High energy prices challenge Wall Street’s green shift

Wall Street arranged more bonds and loans for clean energy projects than oil and gas companies in the first quarter. The change could be short-lived amid the push to boost fossil fuel supplies after Russia invaded Ukraine.

Banks underwrote more than $100 billion in bonds and loans for clean energy uses in the first quarter and arranged $95 billion in borrowing for oil and gas companies. The pace of underwriting has slowed in both categories compared to a year ago, when total oil and gas debt and green debt issued in each zone was around $570 billion.

The move towards greener debt underwriting has been spectacular in recent years. The ratio of oil and gas to green debt underwritten fell to 0.9 in the first quarter from 1 last year.

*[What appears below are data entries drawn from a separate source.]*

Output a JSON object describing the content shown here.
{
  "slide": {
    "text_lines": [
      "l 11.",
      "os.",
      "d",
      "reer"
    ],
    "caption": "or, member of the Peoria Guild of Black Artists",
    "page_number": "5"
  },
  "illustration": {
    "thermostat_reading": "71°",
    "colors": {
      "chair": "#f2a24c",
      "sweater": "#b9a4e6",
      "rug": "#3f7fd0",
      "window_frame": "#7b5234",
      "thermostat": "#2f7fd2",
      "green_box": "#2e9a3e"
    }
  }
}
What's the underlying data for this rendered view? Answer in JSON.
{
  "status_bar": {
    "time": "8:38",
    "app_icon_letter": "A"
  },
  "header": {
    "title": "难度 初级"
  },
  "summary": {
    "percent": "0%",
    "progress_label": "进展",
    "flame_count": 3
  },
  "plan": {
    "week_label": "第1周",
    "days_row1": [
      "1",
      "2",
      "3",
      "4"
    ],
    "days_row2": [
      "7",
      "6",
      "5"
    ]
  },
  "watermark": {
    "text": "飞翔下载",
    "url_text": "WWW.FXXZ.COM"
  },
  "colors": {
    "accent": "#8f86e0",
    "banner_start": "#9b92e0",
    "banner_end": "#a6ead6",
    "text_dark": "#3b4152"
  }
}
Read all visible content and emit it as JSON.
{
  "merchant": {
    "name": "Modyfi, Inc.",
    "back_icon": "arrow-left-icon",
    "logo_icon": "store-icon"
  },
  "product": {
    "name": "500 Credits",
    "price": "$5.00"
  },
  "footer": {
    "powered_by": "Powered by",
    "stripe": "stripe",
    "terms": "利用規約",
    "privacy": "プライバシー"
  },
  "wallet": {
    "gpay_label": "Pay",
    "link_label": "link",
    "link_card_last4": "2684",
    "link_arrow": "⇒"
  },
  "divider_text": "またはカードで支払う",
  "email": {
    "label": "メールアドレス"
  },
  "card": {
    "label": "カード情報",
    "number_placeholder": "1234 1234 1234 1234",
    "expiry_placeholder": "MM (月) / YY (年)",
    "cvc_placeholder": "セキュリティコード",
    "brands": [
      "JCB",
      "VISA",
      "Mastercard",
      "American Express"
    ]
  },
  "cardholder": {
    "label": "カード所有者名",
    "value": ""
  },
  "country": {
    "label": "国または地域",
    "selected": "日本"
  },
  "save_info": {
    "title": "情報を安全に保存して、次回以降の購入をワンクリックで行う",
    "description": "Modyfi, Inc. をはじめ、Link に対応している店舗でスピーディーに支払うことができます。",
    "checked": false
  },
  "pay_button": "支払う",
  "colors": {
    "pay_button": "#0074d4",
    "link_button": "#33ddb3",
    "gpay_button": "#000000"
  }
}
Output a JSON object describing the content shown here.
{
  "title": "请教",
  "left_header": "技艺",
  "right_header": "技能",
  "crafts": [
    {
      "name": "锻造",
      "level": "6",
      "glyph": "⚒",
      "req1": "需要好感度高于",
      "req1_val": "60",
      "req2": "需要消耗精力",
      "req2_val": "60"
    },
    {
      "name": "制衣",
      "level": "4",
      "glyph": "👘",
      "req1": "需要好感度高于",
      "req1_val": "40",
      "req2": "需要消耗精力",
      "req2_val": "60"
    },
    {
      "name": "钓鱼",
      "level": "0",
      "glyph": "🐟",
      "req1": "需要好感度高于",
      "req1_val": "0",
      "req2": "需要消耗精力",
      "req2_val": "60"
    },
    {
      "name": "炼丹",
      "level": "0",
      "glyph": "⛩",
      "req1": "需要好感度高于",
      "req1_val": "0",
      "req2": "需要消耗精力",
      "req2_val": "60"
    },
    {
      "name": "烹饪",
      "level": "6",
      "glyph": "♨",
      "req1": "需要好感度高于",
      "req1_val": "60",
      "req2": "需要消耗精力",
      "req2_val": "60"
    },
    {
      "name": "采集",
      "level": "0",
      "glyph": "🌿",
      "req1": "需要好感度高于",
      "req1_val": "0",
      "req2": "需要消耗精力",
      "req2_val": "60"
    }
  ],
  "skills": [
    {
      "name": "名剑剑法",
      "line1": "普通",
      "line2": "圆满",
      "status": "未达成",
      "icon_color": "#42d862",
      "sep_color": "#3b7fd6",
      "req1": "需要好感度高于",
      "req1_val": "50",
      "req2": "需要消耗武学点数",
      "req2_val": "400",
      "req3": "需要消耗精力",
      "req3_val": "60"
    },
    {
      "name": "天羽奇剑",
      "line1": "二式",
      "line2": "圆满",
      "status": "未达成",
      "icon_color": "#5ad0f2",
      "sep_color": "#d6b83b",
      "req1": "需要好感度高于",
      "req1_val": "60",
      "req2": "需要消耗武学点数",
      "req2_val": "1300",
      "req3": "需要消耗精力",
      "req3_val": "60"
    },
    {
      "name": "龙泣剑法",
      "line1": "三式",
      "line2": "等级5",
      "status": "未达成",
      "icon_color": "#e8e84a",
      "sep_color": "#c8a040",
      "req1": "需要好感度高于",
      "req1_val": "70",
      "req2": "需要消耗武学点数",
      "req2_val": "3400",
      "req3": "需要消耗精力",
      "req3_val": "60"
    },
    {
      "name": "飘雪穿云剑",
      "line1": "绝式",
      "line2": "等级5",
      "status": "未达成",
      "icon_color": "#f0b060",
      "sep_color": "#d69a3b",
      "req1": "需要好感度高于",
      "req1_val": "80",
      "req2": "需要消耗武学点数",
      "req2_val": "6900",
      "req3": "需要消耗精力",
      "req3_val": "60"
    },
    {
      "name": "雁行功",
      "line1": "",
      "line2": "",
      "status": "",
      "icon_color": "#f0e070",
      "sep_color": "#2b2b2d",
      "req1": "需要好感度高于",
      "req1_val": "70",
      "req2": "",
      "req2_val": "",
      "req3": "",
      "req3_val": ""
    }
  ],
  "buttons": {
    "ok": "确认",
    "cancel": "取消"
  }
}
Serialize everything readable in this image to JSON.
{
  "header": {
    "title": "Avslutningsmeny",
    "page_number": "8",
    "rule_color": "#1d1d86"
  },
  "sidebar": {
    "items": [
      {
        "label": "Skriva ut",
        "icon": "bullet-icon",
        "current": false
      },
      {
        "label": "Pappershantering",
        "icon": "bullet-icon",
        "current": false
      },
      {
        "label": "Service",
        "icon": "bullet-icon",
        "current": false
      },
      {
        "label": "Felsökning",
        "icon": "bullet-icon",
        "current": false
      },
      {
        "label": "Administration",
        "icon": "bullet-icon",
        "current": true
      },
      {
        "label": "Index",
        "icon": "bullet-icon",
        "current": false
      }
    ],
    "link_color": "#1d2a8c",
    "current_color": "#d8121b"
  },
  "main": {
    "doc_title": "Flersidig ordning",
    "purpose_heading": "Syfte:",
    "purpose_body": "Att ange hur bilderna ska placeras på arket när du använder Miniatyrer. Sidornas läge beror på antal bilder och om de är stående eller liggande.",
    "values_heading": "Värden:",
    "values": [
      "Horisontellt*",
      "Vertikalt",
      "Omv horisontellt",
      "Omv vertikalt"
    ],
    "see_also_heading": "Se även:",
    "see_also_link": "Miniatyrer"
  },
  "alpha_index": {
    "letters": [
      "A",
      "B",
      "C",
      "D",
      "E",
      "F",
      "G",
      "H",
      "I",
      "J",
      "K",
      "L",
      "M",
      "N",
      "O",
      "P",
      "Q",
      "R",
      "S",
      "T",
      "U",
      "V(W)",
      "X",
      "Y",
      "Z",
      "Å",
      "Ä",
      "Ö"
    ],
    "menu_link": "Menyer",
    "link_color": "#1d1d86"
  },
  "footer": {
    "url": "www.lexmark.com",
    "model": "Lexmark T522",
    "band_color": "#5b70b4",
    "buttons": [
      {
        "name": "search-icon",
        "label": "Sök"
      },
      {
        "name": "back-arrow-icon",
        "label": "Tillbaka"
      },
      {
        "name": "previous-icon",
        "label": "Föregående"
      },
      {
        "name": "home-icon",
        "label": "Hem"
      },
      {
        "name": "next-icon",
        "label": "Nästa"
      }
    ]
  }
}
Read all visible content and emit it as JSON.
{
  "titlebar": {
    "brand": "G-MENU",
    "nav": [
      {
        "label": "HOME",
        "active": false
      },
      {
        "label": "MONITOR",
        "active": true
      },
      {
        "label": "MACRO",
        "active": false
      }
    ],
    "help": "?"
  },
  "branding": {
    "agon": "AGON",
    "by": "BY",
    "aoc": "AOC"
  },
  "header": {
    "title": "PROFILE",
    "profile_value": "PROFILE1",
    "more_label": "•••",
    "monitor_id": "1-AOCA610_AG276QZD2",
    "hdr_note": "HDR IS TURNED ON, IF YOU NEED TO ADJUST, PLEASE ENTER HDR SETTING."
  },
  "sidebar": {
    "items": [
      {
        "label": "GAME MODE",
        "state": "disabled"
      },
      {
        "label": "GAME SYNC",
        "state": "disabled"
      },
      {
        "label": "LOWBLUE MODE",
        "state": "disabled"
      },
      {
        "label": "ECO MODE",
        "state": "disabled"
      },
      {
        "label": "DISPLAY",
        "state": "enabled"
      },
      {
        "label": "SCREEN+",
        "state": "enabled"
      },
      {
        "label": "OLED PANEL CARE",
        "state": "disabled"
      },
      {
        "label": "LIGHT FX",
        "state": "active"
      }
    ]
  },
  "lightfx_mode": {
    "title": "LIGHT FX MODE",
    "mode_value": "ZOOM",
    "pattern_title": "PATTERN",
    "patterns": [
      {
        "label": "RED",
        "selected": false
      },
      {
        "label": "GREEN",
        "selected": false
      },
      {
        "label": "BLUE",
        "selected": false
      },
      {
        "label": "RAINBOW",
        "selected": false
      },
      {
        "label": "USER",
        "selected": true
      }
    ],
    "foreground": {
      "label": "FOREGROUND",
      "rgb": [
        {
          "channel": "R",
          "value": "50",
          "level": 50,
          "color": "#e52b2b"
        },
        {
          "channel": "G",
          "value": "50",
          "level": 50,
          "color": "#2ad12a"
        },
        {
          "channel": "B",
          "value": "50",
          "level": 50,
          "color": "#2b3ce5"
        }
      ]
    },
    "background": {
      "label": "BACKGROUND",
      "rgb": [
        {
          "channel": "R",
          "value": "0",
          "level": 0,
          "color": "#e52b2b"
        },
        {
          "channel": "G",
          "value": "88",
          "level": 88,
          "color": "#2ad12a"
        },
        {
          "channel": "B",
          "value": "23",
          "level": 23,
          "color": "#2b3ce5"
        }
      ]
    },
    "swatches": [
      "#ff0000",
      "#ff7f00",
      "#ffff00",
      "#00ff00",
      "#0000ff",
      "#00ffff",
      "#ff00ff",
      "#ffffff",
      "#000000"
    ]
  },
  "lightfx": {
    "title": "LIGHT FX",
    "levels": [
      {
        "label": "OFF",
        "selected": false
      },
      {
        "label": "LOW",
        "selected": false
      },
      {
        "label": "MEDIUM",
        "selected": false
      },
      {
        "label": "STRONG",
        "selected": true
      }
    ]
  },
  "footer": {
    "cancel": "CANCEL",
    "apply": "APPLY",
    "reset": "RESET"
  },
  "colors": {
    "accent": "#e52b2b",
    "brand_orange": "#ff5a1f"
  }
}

In 2018, four times as much money was raised by banks for fossil fuels as for clean energy uses.

Debt underwriting involves finding buyers and underwriting prices if necessary. It is one of the primary ways banks help businesses and governments raise funds. The data does not include direct lending, equity subscription or other borrowing related to sustainability measures.

While the industry as a whole made more green underwriting in the quarter, some banks backtracked. Citigroup Inc. settled more green debt than fossil fuel debt for the first time last year. In the first quarter, it took on more oil and gas debt. Other banks that underwrote more oil and gas than green debt and also saw the ratio rise in the first quarter included Wells Fargo & Co., Mizuho Financial Group Inc. and Societe Generale SA.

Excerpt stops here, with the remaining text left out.